Pour Agropur, l’objectif reste le même : consolider son leadership dans les produits laitiers à valeur ajoutée, pour lesquels il y a une très forte demande sur le marché. Cette automatisation pose des défis de gestion du changement, qui l’amène à modifier sa façon de travailler. À Woodstock, par exemple, l’entreprise instaure une culture qui fait des salariés les « propriétaires » de leur portion de la ligne de production.

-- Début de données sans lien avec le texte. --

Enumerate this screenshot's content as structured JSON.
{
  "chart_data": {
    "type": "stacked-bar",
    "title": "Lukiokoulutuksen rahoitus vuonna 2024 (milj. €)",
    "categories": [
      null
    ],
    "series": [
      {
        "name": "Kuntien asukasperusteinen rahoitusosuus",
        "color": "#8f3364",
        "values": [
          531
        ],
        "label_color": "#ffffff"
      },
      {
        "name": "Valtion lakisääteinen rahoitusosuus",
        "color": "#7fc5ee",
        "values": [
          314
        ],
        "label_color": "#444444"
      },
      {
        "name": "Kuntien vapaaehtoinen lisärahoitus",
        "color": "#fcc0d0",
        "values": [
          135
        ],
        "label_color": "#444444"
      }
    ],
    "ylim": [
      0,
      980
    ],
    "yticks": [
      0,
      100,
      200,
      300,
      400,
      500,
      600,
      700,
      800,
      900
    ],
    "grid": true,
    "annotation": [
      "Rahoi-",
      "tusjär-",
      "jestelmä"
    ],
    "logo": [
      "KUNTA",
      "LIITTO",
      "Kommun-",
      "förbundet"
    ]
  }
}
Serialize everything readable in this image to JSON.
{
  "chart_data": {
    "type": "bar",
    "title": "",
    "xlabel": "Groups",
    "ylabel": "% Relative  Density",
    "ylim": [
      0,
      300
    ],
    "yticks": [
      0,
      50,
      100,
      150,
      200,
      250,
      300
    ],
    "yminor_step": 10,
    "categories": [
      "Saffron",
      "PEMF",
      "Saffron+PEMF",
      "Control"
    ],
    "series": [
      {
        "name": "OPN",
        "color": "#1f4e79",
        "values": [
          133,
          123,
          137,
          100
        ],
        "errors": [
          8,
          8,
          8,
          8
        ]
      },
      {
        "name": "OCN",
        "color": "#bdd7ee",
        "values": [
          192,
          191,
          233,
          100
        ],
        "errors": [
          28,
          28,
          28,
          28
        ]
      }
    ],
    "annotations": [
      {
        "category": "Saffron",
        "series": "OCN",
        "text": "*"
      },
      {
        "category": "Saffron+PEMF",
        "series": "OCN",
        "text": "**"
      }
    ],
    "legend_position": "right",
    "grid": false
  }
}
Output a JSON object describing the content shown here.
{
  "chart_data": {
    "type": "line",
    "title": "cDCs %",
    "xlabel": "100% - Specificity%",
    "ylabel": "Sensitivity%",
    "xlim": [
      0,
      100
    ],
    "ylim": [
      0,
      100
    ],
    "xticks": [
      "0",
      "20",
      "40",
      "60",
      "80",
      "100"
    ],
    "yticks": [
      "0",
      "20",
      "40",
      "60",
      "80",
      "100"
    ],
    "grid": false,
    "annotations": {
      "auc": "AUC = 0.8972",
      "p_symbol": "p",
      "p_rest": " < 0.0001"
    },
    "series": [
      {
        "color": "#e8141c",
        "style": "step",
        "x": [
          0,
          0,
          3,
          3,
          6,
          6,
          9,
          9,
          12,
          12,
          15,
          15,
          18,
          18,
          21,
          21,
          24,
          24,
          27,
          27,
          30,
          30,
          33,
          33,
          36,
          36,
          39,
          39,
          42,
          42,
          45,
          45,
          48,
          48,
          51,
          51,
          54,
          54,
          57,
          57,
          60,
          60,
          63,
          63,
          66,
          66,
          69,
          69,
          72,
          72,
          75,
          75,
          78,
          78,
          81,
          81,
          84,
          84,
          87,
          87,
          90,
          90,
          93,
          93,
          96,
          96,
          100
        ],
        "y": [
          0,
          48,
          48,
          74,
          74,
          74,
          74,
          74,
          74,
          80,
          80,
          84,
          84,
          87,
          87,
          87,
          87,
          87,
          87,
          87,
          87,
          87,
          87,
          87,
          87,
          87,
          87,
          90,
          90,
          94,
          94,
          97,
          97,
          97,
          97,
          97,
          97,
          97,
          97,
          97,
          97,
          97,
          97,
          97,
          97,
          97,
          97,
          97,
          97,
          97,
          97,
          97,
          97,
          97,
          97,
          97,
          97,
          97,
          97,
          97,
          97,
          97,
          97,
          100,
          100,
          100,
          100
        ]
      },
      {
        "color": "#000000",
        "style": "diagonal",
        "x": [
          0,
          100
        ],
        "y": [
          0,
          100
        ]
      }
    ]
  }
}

Ceux-ci participent activement à l’amélioration des procédés à partir de ce qu’ils vivent et observent au quotidien.
Remplacer des travailleurs introuvables
À Nortera, on a recours à l’automatisation pour surmonter la pénurie de main-d’œuvre, particulièrement vive dans les entreprises qui offrent des boulots saisonniers. « Lorsque le taux de chômage est aussi bas qu’il l’est actuellement, les gens se trouvent plus facilement des emplois à temps plein, ce qui complique notre recrutement pour certains postes », souligne le directeur général, Daniel Vielfaure.
L’automatisation sert donc à supprimer des postes pour certaines tâches plus répétitives et peu spécialisées, comme l’emballage, la palettisation ou la mise en boîte de sachets surgelés. « Nous effectuerons trois gros investissements cette année dans différentes usines, qui nous permettront d’éliminer tout près de 80 postes que nous n’arrivons pas à pourvoir présentement, ajoute-t-il. Nos nouveaux actionnaires ont les moyens et l’envie de nous accompagner dans ces investissements, donc stratégiquement, pour nous, c’est très intéressant. »
Rappelons que Nortera est issue du rachat, en 2021, de Bonduelle Americas Long Life par le Fonds de solidarité FTQ et la Caisse de dépôt et placement du Québec.